Business Day editor Tim Cohen wrote in last week’s column (How dirty tricks show Zuma camp anxiety, September 4) of the leadership race within the ANC being "an enigma inside a conundrum", but let us see whether we can unwrap some of it nonetheless.
We know a number of things, the most important of which is that Jacob Zuma is a master strategist. No one who has bet against him has ever won. That he survives at all is testimony to his political acumen. The bumbling country-bumpkin persona is a foil to lure his adversaries into a sense of false security — a view we have consistently held since hosting him to address investors shortly after his axing by Thabo Mbeki.
It is when the odds are against him that he often seems at his tactical best, as a number of incidents out of his past attest. Too few groups whose interests conflict with his have realised that, as an adversary, he should be accorded the greatest respect — anything less is to virtually assure him of victory.
The other things we know are the following:
Even as he departs the scene, Zuma’s infrastructure may outlive him, which is why it is wrong to fixate on the man and not focus on the system he has helped to cement.
Moreover, to win at year-end, Ramaphosa needs strong support from the very people who have profited so from Zuma’s time in office, possibly making Ramaphosa an encumbered ANC leader at a time when SA will require swift action on governance and structural reform.
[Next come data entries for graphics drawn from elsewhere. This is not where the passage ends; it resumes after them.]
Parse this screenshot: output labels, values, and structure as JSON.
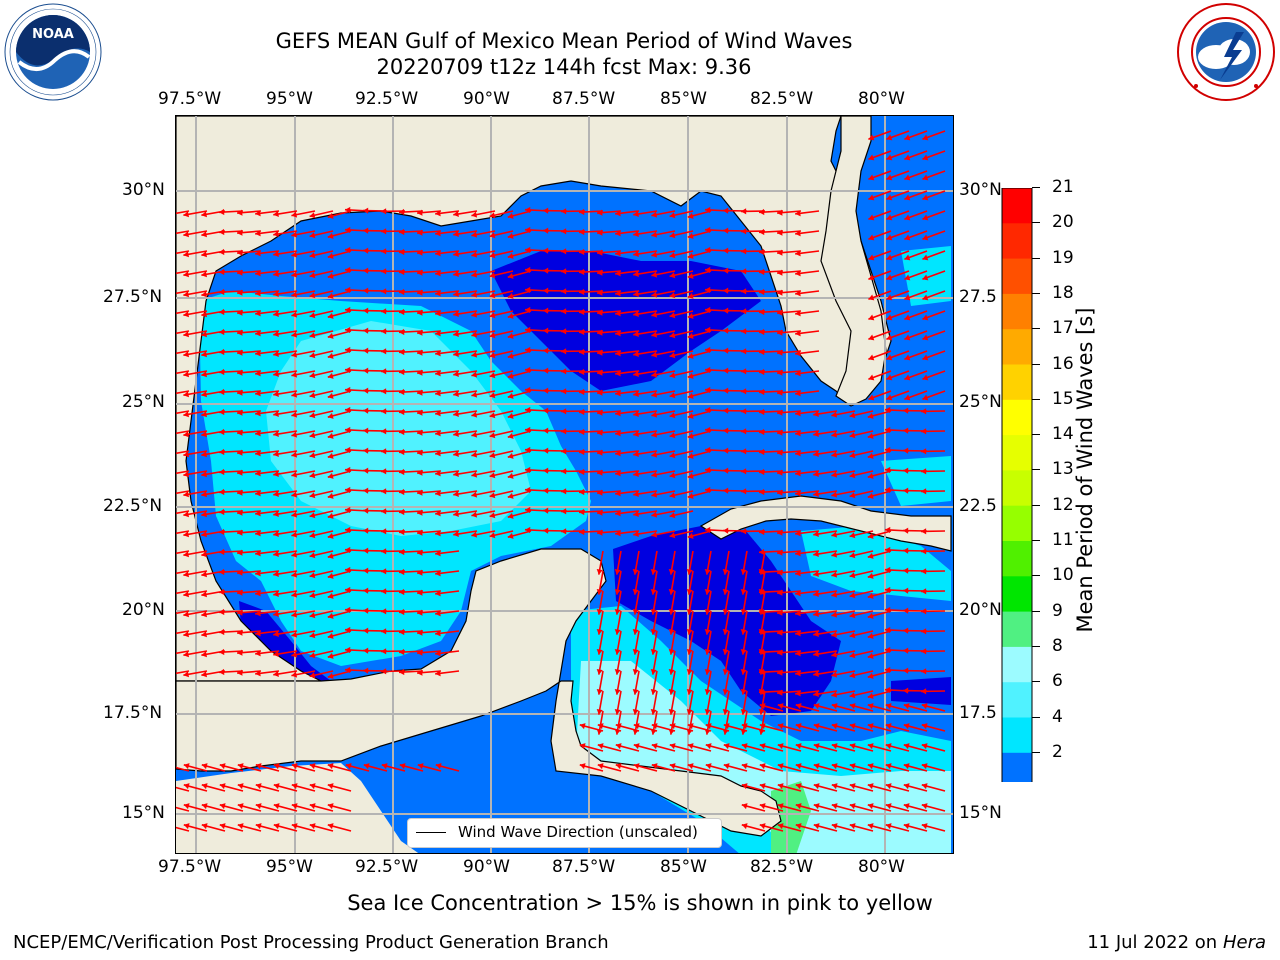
{
  "header": {
    "title_line1": "GEFS MEAN Gulf of Mexico Mean Period of Wind Waves",
    "title_line2": "20220709 t12z 144h fcst   Max: 9.36"
  },
  "logos": {
    "noaa_text": "NOAA",
    "noaa_ring": "NATIONAL OCEANIC AND ATMOSPHERIC ADMINISTRATION · U.S. DEPARTMENT OF COMMERCE",
    "nws_ring": "NATIONAL WEATHER SERVICE"
  },
  "map": {
    "lon_labels": [
      "97.5°W",
      "95°W",
      "92.5°W",
      "90°W",
      "87.5°W",
      "85°W",
      "82.5°W",
      "80°W"
    ],
    "lat_labels_left": [
      "30°N",
      "27.5°N",
      "25°N",
      "22.5°N",
      "20°N",
      "17.5°N",
      "15°N"
    ],
    "lat_labels_right": [
      "30°N",
      "27.5",
      "25°N",
      "22.5",
      "20°N",
      "17.5",
      "15°N"
    ],
    "legend_label": "Wind Wave Direction (unscaled)",
    "colors": {
      "land": "#efecdc",
      "band_2_4": "#0072ff",
      "band_4_6": "#00e6ff",
      "band_6_8": "#50f2ff",
      "band_8_9": "#9cfbff",
      "band_lt2": "#0000e0",
      "band_9_10": "#50f082",
      "arrow": "#ff0000",
      "grid": "#b4b4b4"
    }
  },
  "colorbar": {
    "label": "Mean Period of Wind Waves [s]",
    "ticks": [
      "21",
      "20",
      "19",
      "18",
      "17",
      "16",
      "15",
      "14",
      "13",
      "12",
      "11",
      "10",
      "9",
      "8",
      "6",
      "4",
      "2"
    ],
    "colors": [
      "#ff0000",
      "#ff2800",
      "#ff5000",
      "#ff8000",
      "#ffaa00",
      "#ffd200",
      "#ffff00",
      "#e6ff00",
      "#c8ff00",
      "#96ff00",
      "#50f000",
      "#00e600",
      "#50f082",
      "#9cfbff",
      "#50f2ff",
      "#00e6ff",
      "#0072ff"
    ],
    "extend_color": "#0000e0"
  },
  "notes": {
    "sea_ice": "Sea Ice Concentration > 15% is shown in pink to yellow"
  },
  "footer": {
    "left": "NCEP/EMC/Verification Post Processing Product Generation Branch",
    "date_prefix": "11 Jul 2022 on ",
    "host": "Hera"
  }
}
When these points are stacked on top of each other, the sobering conclusion is that the assessments that the Zuma camp is already beaten have been overdone. At the very least, observers must admit that a very close race is being run and that the outcome may, unsatisfactorily, be a variation on the current theme, even as a great deal may initially appear to have changed.
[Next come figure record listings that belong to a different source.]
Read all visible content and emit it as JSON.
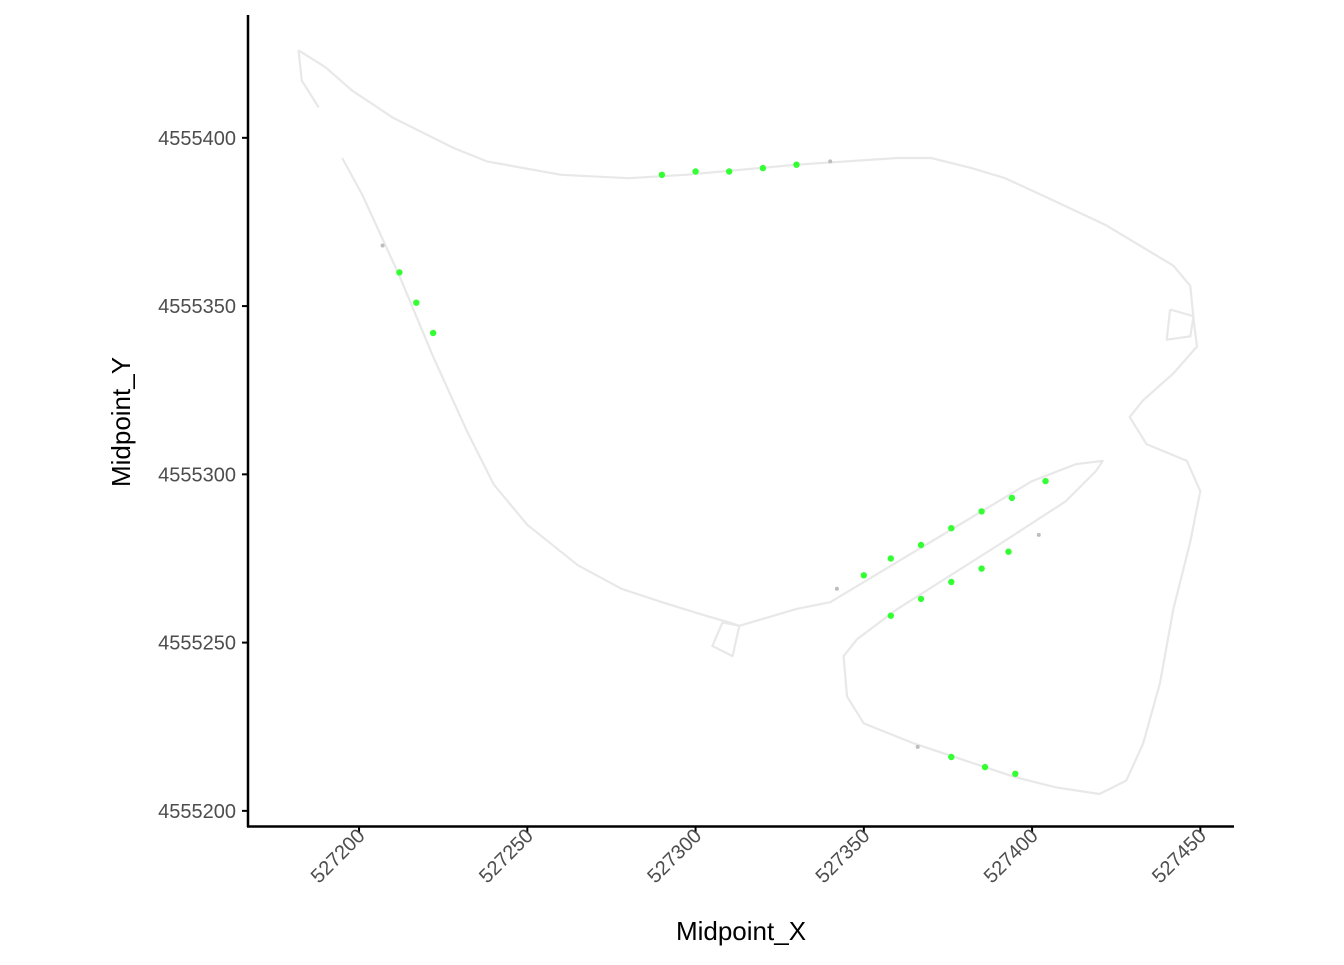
{
  "chart_data": {
    "type": "scatter",
    "xlabel": "Midpoint_X",
    "ylabel": "Midpoint_Y",
    "xlim": [
      527167,
      527460
    ],
    "ylim": [
      4555195.5,
      4555436.5
    ],
    "x_ticks": [
      527200,
      527250,
      527300,
      527350,
      527400,
      527450
    ],
    "x_tick_labels": [
      "527200",
      "527250",
      "527300",
      "527350",
      "527400",
      "527450"
    ],
    "y_ticks": [
      4555200,
      4555250,
      4555300,
      4555350,
      4555400
    ],
    "y_tick_labels": [
      "4555200",
      "4555250",
      "4555300",
      "4555350",
      "4555400"
    ],
    "grid": false,
    "legend": "none",
    "colors": {
      "outline": "#e8e8e8",
      "highlighted_point": "#33ff33",
      "other_point": "#bdbdbd",
      "axis": "#000000"
    },
    "outline_paths": [
      [
        [
          527182,
          4555426
        ],
        [
          527183,
          4555417
        ],
        [
          527188,
          4555409
        ]
      ],
      [
        [
          527182,
          4555426
        ],
        [
          527190,
          4555421
        ],
        [
          527198,
          4555414
        ],
        [
          527210,
          4555406
        ],
        [
          527228,
          4555397
        ],
        [
          527238,
          4555393
        ],
        [
          527260,
          4555389
        ],
        [
          527280,
          4555388
        ],
        [
          527297,
          4555389
        ],
        [
          527330,
          4555392
        ],
        [
          527360,
          4555394
        ],
        [
          527370,
          4555394
        ],
        [
          527382,
          4555391
        ],
        [
          527392,
          4555388
        ],
        [
          527405,
          4555382
        ],
        [
          527422,
          4555374
        ],
        [
          527442,
          4555362
        ],
        [
          527447,
          4555356
        ],
        [
          527448,
          4555346
        ],
        [
          527449,
          4555338
        ],
        [
          527442,
          4555330
        ],
        [
          527433,
          4555322
        ],
        [
          527429,
          4555317
        ],
        [
          527434,
          4555309
        ],
        [
          527446,
          4555304
        ],
        [
          527450,
          4555295
        ],
        [
          527447,
          4555280
        ],
        [
          527442,
          4555260
        ],
        [
          527438,
          4555238
        ],
        [
          527433,
          4555220
        ],
        [
          527428,
          4555209
        ],
        [
          527420,
          4555205
        ],
        [
          527407,
          4555207
        ],
        [
          527395,
          4555210
        ],
        [
          527365,
          4555220
        ],
        [
          527350,
          4555226
        ],
        [
          527345,
          4555234
        ],
        [
          527344,
          4555246
        ],
        [
          527348,
          4555251
        ],
        [
          527360,
          4555260
        ],
        [
          527390,
          4555279
        ],
        [
          527410,
          4555292
        ],
        [
          527419,
          4555301
        ],
        [
          527421,
          4555304
        ],
        [
          527413,
          4555303
        ],
        [
          527400,
          4555298
        ],
        [
          527380,
          4555286
        ],
        [
          527360,
          4555274
        ],
        [
          527340,
          4555262
        ],
        [
          527330,
          4555260
        ],
        [
          527313,
          4555255
        ],
        [
          527310,
          4555256
        ],
        [
          527303,
          4555258
        ],
        [
          527290,
          4555262
        ],
        [
          527278,
          4555266
        ],
        [
          527265,
          4555273
        ],
        [
          527250,
          4555285
        ],
        [
          527240,
          4555297
        ],
        [
          527232,
          4555313
        ],
        [
          527222,
          4555335
        ],
        [
          527212,
          4555359
        ],
        [
          527201,
          4555383
        ],
        [
          527195,
          4555394
        ]
      ],
      [
        [
          527313,
          4555255
        ],
        [
          527311,
          4555246
        ],
        [
          527305,
          4555249
        ],
        [
          527308,
          4555256
        ],
        [
          527313,
          4555255
        ]
      ],
      [
        [
          527441,
          4555349
        ],
        [
          527448,
          4555347
        ],
        [
          527447,
          4555341
        ],
        [
          527440,
          4555340
        ],
        [
          527441,
          4555349
        ]
      ]
    ],
    "series": [
      {
        "role": "highlighted",
        "x": [
          527290,
          527300,
          527310,
          527320,
          527330,
          527212,
          527217,
          527222,
          527350,
          527358,
          527367,
          527376,
          527385,
          527394,
          527404,
          527358,
          527367,
          527376,
          527385,
          527393,
          527376,
          527386,
          527395
        ],
        "y": [
          4555389,
          4555390,
          4555390,
          4555391,
          4555392,
          4555360,
          4555351,
          4555342,
          4555270,
          4555275,
          4555279,
          4555284,
          4555289,
          4555293,
          4555298,
          4555258,
          4555263,
          4555268,
          4555272,
          4555277,
          4555216,
          4555213,
          4555211
        ]
      },
      {
        "role": "other",
        "x": [
          527340,
          527207,
          527342,
          527402,
          527366
        ],
        "y": [
          4555393,
          4555368,
          4555266,
          4555282,
          4555219
        ]
      }
    ]
  }
}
Just how close that race is was revealed when an investment bank asked us to estimate who would win an internal ANC leadership election. Of the seven models we produced, Zuma’s camp triumphed in five, in four of which the margin was narrow.
Yet this is exactly where Zuma is vulnerable — the moment when an ANC branch delegate walks into a voting booth to cast a ballot. In that moment, the hold of ANC patronage and intimidation may slip briefly, revealing an all too rare chink in Camp Zuma’s armour.
It is in that moment, the models showed, that Ramaphosa could beat Camp Zuma, especially if he could turn at least Mpumalanga and a hefty chunk of KwaZulu-Natal his way while guarding effectively against any manipulation of delegate numbers (this is why we believe it makes sense that some in the Zuma camp favour a unity slate).
It is because of that small chink that the stigmatisation campaign against Ramaphosa must be taken seriously. It is seeking to establish a level of moral equivalency that may just muddy the waters sufficiently to deny Ramaphosa an ANC majority.
Returning to the editor’s conundrum: we know that Ramaphosa can win and we know how. So that is an outcome that must be on the radar. But the alternative was brought into stark relief when a Zuma insider, who had sight of our models and acknowledged they were good, added: "But you must know that we developed such models many years ago and they are better than yours."
Because of everything implicit in that statement, our advice to the groups that seek it is that Ramaphosa should win … except that his opponent is Zuma. And for that fact alone, you should be sufficiently hedged in the event of a win for Camp Zuma — whatever form that camp may take.